Talvez o segredo maior dessa esperança tenha sido seu sentimento da Presença de Deus. Sua vida, como ela mesma relatou em carta de 18 de agosto de 1943, foi sempre um ininterrupto colóquio com Deus. Ainda mais: seu “único grande colóquio”. Deus, esse mistério maior que a ajudou perceber que por trás de todo esse campo de dor existe um “ritmo mais profundo” que deve animar a escuta e irrigar a esperança. Apesar de tudo, jamais entrou em combate com Deus, como ocorreu com Jó, mas junto a Ele encontrou a segurança que precisava. Foi nesse “colóquio interior” com Ele que reuniu as forças criativas para levar em frente o seu sonho de amor; foi com Ele que as ondas de seu coração ganharam maior amplidão, podendo hospedar de forma singular os outros.
O potencial de hospitalidade foi um dos grandes valores presentes na trajetória de Etty Hillesum: deixar-se hospedar pelo outro no espaço mais íntimo da vida, ali florescendo e irradiando. Em página de seu diário, no dia 13 de março de 1942, ela dizia: “Acolher o outro no próprio espaço interior e deixar que ali floresça, dar-lhe um lugar onde possa crescer e se desenvolver”. Esta sim é a grande responsabilidade que toca aos humanos.
Esse foi o caminho místico de Etty Hillesum, o caminho da doação, da irradiação da alegria e esperança, da hospitalidade. Há místicos, como Teresa de Ávila, que sinalizaram que o acesso ao Castelo Interior se dá através da oração. No caso da jovem mística neerlandesa, a porta de acesso a essa Morada foi sua própria vida. É o que indicou com acerto a pesquisadora e carmelita Cristina Dobner, em singular obra italiana sobre as páginas místicas de Etty Hillesum (Ancora, 2007).
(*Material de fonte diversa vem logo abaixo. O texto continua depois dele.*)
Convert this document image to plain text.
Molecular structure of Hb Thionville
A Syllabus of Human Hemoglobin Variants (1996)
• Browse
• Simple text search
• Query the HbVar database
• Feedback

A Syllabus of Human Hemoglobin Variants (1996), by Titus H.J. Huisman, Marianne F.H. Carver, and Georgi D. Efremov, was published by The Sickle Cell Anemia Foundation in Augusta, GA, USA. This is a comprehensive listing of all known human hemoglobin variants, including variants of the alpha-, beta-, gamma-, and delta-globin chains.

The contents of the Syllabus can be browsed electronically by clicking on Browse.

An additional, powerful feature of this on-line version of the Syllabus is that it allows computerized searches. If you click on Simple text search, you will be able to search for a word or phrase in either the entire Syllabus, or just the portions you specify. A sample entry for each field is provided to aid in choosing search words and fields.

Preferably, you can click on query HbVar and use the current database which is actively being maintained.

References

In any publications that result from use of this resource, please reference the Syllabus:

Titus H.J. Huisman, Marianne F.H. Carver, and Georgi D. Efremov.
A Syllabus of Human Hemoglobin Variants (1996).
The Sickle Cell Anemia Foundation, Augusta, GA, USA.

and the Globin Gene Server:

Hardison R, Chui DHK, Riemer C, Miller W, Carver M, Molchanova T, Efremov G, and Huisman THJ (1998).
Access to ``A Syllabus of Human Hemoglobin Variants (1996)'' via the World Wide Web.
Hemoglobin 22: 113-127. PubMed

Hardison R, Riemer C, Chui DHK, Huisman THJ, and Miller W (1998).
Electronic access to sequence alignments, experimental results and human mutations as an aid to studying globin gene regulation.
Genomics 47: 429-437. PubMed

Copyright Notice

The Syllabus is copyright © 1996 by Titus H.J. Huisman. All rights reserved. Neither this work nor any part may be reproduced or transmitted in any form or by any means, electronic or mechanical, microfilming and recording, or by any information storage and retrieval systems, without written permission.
Em sua última carta, datada de 7 de setembro de 1943, Etty Hillesum relata sua partida, junto com sua família, no trem que os levaria para a morte em Auschwitz. Viajaram em vagões diferentes, e é possível que seus pais tenham morrido ainda durante a viagem de três dias. Estavam todos “fortes e calmos”: ela, seus pais e seu irmão Mischa. Relata ainda que todos deixaram “o campo cantando”. Segundo a indicação da Cruz Vermelha, Etty morreu em Auschwitz em 30 de novembro de 1943, aos 29 anos de idade.
Para celebrar o acontecimento dos 100 anos de nascimento dessa mística contemporânea da alegria, a poeta brasileira, Mariana Ianelli, escreveu essas linhas em sua homenagem:
Trabalhava. Trabalhava numa primavera fria
esperando ser como a lua, ser como um pasto:
uma vasta paisagem tranquila –
e desenterrava Deus de sob pedras e cascalhos.
O caminho até o cais era feito entre soldados
(todos tão pequenos por trás de seus crimes).
E trabalhava mais: era uma estaca no mar,
era um pedaço de granito, era o próprio mundo
prestes a ser destruído. E trabalhava mais:
estava com os deportados, com os desaparecidos,
estava com uma flor num retângulo de jardim.
De minuto a minuto, forjando a calma em pessoa,
o sorriso de Buda, um terreno baldio.
E já havia partido, muito antes de partir, debaixo
de um céu sem palavras: era uma estrela nos campos,
era a mulher já sem nome do vagão número 12,
na direção do Leste, cantando de alegria.
Faustino Teixeira
Professor no Programa de Pós-Graduação em Ciência da Religião da Universidade Federal de Juiz de Fora.